Erhöhung der Anbauwürdigkeit von Luzerne (Medicago sativa L.) als Futterpflanze - Neue Impulse für die Königin der Futterpflanzen

Laufzeit vom 01.02.2021 bis 31.12.2024, gefördert vom Bundesministerium für Ernährung und Landwirtschaft aufgrund eines Beschlusses des Deutschen Bundestages im Rahmen der BMEL-Eiweißpflanzenstrategie unter dem Förderkennzeichen (FKZ) 2818EPS036.

Das Gesamtvorhaben LuzNutz beschäftigt sich mit innovativen Ansätzen zur Erhöhung der Anbauwürdigkeit der Luzerne (Medicago sativa L.) als Futterpflanze. Die Projektkoordination liegt beim Julius Kühn-Institut – Bundesforschungsinstitut für Kulturpflanzen (JKI), Außenstelle Groß Lüsewitz. Projektpartner sind das Leibniz-Institut für Pflanzengenetik und Kulturpflanzenforschung (IPK), das Leibniz-Institut für Plasmaforschung und Technologie e. V. (INP) sowie die Saatzucht Steinach GmbH & Co. KG.

Folgende Projektziele werden verfolgt:

i) Bestimmung der genetischen Vielfalt der Luzerne mithilfe effektiver Genomikinstrumente (GBS)
ii) Entwicklung intelligenter Züchtungsinstrumente (SMART Breeding)
iii) Bestimmung von Ertrag und Ertragsqualität im Freiland
iv) Verbesserung der Resistenz und Resilienz

Im Teilprojekt iv wird die Effizienz von kaltem atmosphärischem Plasma als Saatgutbehandlung sowie von plasma­behandeltem Wasser als Pflanzenstärkungsmittel und/oder Pflanzenschutzmittel untersucht.

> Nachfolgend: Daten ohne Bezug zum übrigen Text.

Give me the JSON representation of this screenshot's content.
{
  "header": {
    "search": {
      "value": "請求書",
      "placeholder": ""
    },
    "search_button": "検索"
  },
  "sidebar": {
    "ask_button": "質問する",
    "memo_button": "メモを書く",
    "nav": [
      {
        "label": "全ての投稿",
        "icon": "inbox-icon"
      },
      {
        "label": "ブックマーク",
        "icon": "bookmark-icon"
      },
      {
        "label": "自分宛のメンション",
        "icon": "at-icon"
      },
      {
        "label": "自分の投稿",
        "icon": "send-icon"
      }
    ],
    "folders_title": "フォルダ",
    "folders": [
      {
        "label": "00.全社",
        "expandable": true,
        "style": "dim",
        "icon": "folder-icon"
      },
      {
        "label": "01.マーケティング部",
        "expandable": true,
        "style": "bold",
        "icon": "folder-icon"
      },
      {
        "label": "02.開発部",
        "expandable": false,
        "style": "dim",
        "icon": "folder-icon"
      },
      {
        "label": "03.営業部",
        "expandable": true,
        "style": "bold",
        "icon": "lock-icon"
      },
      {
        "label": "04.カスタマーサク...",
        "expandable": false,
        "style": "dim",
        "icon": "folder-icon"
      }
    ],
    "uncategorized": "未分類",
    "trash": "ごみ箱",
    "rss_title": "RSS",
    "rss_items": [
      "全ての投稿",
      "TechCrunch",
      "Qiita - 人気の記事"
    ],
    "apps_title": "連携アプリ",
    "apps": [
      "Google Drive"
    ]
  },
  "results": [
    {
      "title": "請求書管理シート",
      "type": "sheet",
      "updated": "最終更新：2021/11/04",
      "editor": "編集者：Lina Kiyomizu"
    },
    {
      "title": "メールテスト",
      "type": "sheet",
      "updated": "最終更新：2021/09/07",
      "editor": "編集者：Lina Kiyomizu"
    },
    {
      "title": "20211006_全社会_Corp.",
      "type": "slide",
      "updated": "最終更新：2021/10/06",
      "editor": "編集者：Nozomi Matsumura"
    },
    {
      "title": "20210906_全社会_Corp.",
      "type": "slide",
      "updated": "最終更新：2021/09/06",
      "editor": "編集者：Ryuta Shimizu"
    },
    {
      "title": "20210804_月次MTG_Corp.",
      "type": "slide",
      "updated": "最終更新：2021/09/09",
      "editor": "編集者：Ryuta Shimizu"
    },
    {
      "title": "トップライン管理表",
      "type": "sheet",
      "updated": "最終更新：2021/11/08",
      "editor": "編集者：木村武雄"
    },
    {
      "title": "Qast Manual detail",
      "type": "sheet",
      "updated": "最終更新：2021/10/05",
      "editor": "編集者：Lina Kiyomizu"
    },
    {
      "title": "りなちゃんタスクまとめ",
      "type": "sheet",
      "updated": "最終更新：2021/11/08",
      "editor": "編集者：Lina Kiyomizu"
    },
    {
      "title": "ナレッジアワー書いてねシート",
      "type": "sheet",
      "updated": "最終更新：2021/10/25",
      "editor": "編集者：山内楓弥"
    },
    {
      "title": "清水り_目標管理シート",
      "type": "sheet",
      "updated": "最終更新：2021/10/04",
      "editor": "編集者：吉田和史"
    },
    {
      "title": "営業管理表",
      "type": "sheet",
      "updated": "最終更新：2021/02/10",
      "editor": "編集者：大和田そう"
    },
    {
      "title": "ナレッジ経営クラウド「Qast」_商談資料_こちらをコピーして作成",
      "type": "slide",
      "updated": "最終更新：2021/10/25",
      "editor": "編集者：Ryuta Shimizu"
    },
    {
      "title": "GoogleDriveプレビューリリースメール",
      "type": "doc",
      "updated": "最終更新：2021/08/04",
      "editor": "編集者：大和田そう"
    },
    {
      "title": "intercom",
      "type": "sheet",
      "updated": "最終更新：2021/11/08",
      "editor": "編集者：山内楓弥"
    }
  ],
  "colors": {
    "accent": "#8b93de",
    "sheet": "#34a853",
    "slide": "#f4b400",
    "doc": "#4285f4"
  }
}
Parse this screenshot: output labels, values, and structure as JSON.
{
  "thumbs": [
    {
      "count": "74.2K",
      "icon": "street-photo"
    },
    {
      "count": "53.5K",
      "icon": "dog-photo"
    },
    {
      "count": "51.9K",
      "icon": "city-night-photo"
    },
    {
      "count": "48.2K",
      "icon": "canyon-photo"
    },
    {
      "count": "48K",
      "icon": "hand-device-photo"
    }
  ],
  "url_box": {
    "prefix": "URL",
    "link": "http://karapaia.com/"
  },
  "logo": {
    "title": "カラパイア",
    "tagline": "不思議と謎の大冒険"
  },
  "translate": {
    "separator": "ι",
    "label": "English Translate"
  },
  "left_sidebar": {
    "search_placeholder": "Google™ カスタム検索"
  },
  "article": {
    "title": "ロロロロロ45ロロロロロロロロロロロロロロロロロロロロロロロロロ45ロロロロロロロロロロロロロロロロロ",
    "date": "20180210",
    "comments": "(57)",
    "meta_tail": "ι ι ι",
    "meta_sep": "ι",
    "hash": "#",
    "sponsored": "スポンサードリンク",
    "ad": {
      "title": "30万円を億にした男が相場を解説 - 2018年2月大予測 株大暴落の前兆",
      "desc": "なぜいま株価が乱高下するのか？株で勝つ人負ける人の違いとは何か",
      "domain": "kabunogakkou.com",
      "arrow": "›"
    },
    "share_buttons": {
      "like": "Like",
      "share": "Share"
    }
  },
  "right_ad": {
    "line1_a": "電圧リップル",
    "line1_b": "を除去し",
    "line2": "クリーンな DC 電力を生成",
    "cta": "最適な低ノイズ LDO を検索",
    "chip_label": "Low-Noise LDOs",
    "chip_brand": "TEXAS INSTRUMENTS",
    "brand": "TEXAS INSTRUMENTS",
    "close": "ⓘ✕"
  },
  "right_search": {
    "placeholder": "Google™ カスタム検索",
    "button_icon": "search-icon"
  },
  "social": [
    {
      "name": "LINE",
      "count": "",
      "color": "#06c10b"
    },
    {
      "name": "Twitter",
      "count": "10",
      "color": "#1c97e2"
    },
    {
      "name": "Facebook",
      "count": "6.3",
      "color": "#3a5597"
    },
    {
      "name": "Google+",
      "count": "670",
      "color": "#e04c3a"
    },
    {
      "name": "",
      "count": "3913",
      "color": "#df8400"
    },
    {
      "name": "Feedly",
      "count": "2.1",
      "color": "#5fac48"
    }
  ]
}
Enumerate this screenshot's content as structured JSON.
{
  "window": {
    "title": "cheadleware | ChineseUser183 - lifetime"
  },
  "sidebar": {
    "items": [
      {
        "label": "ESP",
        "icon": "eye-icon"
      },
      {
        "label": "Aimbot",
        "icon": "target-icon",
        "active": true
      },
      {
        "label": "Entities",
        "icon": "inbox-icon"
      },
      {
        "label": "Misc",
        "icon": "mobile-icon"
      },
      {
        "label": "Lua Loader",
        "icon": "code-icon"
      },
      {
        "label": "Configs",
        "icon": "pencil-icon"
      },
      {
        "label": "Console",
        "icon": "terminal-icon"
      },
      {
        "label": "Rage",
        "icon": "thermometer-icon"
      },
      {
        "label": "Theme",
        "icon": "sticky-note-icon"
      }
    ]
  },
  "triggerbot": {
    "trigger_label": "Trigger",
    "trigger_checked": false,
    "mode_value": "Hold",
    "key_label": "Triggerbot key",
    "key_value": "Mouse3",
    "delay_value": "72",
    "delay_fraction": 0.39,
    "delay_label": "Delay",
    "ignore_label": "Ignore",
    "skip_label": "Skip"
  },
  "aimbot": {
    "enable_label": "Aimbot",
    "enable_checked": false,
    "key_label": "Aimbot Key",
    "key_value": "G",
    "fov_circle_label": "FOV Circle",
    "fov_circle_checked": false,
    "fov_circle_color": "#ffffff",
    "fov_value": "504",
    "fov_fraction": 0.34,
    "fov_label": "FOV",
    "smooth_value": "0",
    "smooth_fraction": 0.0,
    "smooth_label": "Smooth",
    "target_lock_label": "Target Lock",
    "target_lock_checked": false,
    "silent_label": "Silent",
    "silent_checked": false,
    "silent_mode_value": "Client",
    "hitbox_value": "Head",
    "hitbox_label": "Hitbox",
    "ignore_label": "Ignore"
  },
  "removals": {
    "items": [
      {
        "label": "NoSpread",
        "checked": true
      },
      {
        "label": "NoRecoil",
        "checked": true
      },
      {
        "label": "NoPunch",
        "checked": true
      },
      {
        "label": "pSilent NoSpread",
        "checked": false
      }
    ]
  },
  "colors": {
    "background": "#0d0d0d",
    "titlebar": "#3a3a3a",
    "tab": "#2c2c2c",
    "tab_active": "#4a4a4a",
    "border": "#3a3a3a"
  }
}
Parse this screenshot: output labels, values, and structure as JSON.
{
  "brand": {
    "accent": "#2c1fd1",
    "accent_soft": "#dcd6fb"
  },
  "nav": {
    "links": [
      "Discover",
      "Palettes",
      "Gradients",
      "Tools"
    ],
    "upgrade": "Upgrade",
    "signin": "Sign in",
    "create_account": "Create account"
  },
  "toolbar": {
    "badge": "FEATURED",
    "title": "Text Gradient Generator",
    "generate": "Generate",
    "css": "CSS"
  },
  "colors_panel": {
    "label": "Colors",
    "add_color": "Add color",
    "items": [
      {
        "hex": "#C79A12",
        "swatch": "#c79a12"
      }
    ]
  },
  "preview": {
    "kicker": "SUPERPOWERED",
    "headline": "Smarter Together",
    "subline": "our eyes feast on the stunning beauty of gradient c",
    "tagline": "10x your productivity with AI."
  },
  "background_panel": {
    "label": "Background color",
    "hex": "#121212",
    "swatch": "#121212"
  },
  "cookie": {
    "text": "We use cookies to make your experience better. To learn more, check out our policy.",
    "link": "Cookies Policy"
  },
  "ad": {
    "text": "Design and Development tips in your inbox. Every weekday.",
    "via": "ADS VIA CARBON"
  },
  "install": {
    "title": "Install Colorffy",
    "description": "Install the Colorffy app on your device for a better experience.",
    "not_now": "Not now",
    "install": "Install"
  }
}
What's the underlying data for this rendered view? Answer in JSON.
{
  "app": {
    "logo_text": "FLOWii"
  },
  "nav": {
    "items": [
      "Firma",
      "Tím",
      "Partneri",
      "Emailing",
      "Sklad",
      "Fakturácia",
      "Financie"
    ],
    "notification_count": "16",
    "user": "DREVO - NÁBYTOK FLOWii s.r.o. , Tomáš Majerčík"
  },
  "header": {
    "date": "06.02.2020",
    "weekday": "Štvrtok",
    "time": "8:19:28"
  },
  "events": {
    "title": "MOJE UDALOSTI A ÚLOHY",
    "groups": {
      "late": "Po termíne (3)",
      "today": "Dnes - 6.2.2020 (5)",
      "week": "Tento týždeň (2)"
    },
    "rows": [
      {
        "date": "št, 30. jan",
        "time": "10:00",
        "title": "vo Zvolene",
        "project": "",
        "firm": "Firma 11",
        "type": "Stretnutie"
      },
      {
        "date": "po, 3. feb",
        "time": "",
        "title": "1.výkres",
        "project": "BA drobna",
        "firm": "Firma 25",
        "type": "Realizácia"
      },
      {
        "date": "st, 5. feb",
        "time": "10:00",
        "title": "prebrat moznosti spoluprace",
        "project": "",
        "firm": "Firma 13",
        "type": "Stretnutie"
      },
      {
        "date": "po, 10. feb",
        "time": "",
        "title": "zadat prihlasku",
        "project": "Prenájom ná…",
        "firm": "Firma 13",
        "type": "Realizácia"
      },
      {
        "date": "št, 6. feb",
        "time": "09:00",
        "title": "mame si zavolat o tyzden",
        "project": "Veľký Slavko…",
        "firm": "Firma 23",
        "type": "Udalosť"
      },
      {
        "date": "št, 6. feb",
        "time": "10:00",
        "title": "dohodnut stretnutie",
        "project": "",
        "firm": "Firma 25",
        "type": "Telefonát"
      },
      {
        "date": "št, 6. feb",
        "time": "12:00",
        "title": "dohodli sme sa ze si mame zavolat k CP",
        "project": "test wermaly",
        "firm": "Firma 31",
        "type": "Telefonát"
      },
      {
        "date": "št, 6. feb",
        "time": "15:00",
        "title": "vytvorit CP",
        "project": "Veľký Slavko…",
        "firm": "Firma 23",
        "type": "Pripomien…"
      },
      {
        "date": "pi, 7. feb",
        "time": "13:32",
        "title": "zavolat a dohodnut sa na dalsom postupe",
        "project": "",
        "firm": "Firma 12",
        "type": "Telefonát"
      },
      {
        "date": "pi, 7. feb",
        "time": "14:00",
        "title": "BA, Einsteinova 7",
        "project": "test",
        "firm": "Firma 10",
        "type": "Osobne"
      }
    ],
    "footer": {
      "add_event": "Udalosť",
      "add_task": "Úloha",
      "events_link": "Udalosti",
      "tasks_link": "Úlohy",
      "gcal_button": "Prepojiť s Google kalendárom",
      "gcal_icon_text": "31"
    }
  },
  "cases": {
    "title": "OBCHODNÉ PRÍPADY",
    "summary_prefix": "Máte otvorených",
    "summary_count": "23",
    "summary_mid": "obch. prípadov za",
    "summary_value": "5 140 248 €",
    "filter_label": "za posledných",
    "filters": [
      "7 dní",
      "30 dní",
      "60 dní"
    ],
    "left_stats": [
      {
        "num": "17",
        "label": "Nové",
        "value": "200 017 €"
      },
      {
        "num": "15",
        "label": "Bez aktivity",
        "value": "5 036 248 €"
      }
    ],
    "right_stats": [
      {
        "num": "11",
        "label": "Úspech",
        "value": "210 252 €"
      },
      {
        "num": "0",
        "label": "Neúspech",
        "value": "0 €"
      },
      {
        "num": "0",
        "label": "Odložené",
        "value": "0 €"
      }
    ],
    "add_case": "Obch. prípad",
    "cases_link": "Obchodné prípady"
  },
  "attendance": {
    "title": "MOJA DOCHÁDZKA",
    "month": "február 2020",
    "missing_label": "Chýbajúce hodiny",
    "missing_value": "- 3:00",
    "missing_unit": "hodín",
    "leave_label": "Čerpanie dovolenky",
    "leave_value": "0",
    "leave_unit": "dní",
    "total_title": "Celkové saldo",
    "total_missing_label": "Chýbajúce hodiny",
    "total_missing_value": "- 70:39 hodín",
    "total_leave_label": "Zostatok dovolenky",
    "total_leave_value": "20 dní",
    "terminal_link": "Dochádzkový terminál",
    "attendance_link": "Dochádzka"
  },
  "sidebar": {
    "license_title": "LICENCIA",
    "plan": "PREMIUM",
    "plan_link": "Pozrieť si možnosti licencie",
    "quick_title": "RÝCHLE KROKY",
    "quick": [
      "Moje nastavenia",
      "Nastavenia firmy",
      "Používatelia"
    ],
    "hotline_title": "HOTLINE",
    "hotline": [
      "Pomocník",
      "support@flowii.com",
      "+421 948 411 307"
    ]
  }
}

Die züchterische Verbesserung der Luzerne wird an mehreren Standorten über zwei Anbaujahre hinweg ermittelt, wobei neben dem Ertrag auch die Futterqualität dokumentiert wird. Versuche zur Krankheitsresistenz finden im Labor, Gewächshaus und im Feld statt. Zunächst erfolgt die direkte und indirekte Plasmabehandlung von Saatgut und Pflanzen auf Labor- bzw. Gewächshausebene (2021–2023), um geeignete Behandlungsparameter zu identifizieren. Anschließend werden diese Parameter an ausgewählten, mit Anthraknose infizierten Genakzessionen im Freiland angewendet und evaluiert (2022–2023).